Ha llamado al fontanero y al electricista para preparar la casa para recibir a toda la familia el día de sus funerales. Mi madre está obsesionada con esa ceremonia. Yo ya no me sorprendo cuando la oigo decir que la celebración deberá ser magnífica: «Será la última vez que invite a mi familia, y quiero que se haga con lujo y elegancia; no debéis escatimar en gastos, nada de ahorros miserables; comprad pollos de corral, pollos beldi, no esos que atiborran de medicamentos para engordarlos; comprad unos manteles blancos y tened previstas sábanas para los que se queden a dormir en casa; y si es invierno, mantas; todo el mundo tiene que estar satisfecho, haced como si yo estuviera presente, viva, con mi sonrisa, mi alegría. Me encantan las visitas y recibirlas bien. Sé que tú harás las cosas a lo grande; en ese aspecto, no me preocupo, pero os lo digo y repito: ¡no me hagáis pasar vergüenza desde el fondo de mi tumba!».

Hace tiempo que mi madre ha dejado de cocinar. Al principio de su enfermedad, se sentaba al lado de Keltum y le decía lo que tenía que preparar. Hoy ha renunciado por completo a preocuparse por la cocina.

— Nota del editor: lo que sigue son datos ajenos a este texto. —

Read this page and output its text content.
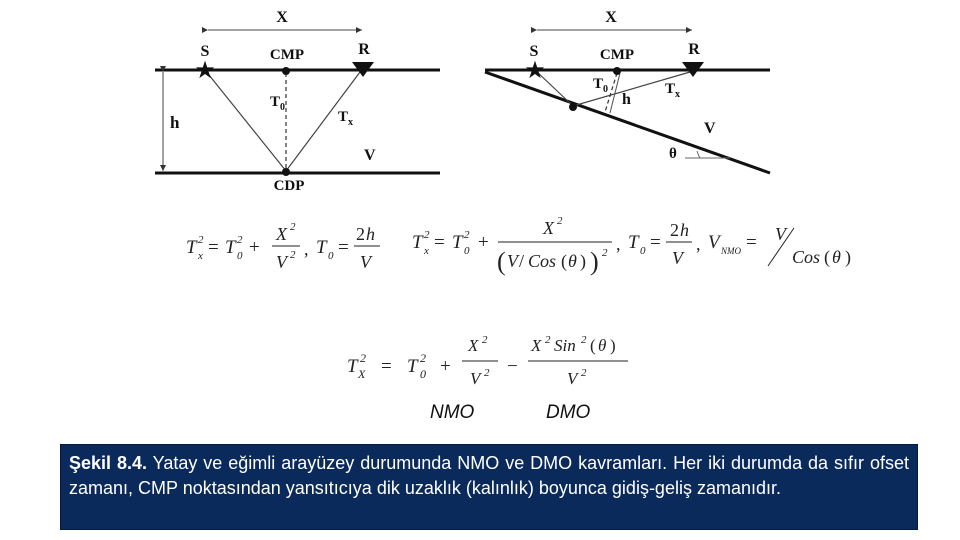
X
h
★
S	CMP	R
$T_0$
$T_x$
V
CDP
X
θ
★
S	CMP	R
$T_0$
h
$T_x$
V
T 2
x = T 2
0 +
X 2
V 2 , T 0 =
2 h
V
T 2
x = T 2
0 +
X 2
( V / Cos ( θ ) ) 2 , T 0 =
2 h
V
, V NMO = V
Cos ( θ )
T 2
X = T 2
0 +
X 2
V 2 −
X 2 Sin 2 ( θ )
V 2
NMO	DMO
Şekil 8.4. Yatay ve eğimli arayüzey durumunda NMO ve DMO kavramları. Her iki durumda da sıfır ofset zamanı, CMP noktasından yansıtıcıya dik uzaklık (kalınlık) boyunca gidiş-geliş zamanıdır.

Pero en su mente, ella es la que guisa a través de Keltum. Cuesta decirle que el tayín no ha salido bien o que la carne picada lleva demasiadas especias. Le sienta mal, pues está convencida de que Keltum es una prolongación de su saber culinario. A mí no me gusta la comida de Keltum, pone mucho aceite y es poco refinada. Me niego a creer que ésa sea la comida de mi madre. Disimulo. Le pido cosas sencillas: carne a la plancha y ensaladas. Para mi madre, comer su comida era quererla a ella. Si por casualidad, no me terminaba el plato, lanzaba un suspiro y se preocupaba. Comer es celebrar un vínculo afectivo estrecho e infalible.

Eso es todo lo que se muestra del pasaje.